Uma situação preocupante parte das ações do sistema CREF/CONFEF. Este está exigindo que mestres e professores de capoeira, que já há algum tempo ministram aulas de capoeira em suas academias ou outras instituições, sejam seus afiliados, para que tenham direito a continuar seus trabalhos. Tal procela gerou um impasse, pois os profissionais da capoeira fundamentados na tradição, não querem aceitar este domínio alienígena sobre a sua arte. Pessoalmente, concordando com os capoeiras, acho que a ela deva continuar seu caminho independente de controle ou registro externo. Seria, em minha opinião, o mesmo que os Conselhos de Medicina exigir que as parteiras, para continuarem a exercer suas atividades, tivessem que se filiar a estas entidades.
 
Submetê-la a controle externo, principalmente dentro do contexto que se propõe é esvaziá-la do seu significado simbólico/cultural, é equipará-la a qualquer atividade meramente física como corrida, musculação, ginástica, é roubar-lhe a pujança e a representatividade que possuem os saberes populares. É transformá-la em mero movimento corporal com intenções de condicionamento físico.
Como professor de Educação Física, reconheço a importância de um órgão para regulamentar a profissão, porém, entendo que esta posição tomada pelo CREF/CONFEF é uma ação corporativa perpetrada contra a capoeira e representa espúrias pretensões comerciais de reserva de mercado.

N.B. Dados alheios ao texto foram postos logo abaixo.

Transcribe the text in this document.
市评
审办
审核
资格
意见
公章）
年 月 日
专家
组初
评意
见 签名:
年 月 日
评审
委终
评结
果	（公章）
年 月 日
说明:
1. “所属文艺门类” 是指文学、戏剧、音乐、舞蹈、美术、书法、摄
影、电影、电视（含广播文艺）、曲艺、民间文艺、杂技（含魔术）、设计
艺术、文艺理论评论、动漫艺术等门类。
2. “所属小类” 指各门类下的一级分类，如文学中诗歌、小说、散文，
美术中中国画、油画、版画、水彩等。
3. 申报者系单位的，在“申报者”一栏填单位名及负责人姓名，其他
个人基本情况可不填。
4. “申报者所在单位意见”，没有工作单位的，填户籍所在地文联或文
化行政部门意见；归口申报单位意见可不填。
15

Paralelamente, reflete e tenta repetir a dominação secular das classes dominantes sobre o povo, se apropriando dos seus saberes construídos coletivamente expressos sob forma de cultura popular, folclore, religião, gastronomia ou de qualquer outra natureza interferindo nelas forma ostensiva, negativa, deflagrando o início do seu processo de enfraquecimento,  quiçá aniquilamento.
 
De forma subjacente, esta atitude corporativa contempla uma ação que de forma indevida expõe todos os profissionais de Educação Física às duras críticas dos setores acadêmicos e culturais comprometidos com as raízes da cultura popular. A pretensão de se criar uma reserva de mercado se apropriando de uma clientela formada com muito trabalho, perseverança e sacrifício por outras categorias de trabalhadores é antiética, imoral e configura uma apropriação indébita sob o beneplácito da lei.     
Quanto aos profissionais da capoeira, afirmo que a categoria deve estar permanentemente mobilizada para garantir a sua autonomia antes que ela se transforme em um simples apêndice da Educação Física. A sua principal frente de luta deverá ser a de preservar não só a autonomia dos profissionais que tem atuado historicamente, como principalmente, os que agora estão iniciando e os que virão. Entendemos que esta atitude pretendida pelos "senhores do movimento" pretende criar privilégios para uma determinada categoria profissional sobre um patrimônio cultural que pertence ao povo.
 
Esta autonomia foi conseguida após muito sacrifício durante séculos por parte de mestre, alunos, simpatizantes e intelectuais que travaram árduas batalhas para fugir às perseguições policiais, políticas e preconceituosas por parte de setores conservadores da sociedade. Estes mesmos setores agora querem de novo dominá-la através de dispositivos legais, por intermédio de parlamentares que representam a elite e o grande capital. Entendemos que a cultura e o trabalhador devam ser protegidos pelo estado e não por ele perseguidos e controlados, aliás, é o que determina a lei.
 
 

* O professor e pesquisador Acúrsio Esteves, é formado em Educação Física pela UCSal, com mestrado em Gestão de Organizações UNIBAHIA/UNEB e é professor da Secretaria Municipal de Educação de Salvador. Leciona também nas Faculdades Jorge Amado e Fundação Visconde de Cairu, respectivamente nos cursos de Educação Física e Turismo, sendo também autor dos livros Pedagogia do Brincar e A "Capoeira" da Indústria do Entretenimento, de onde foi retirado este fragmento de capítulo.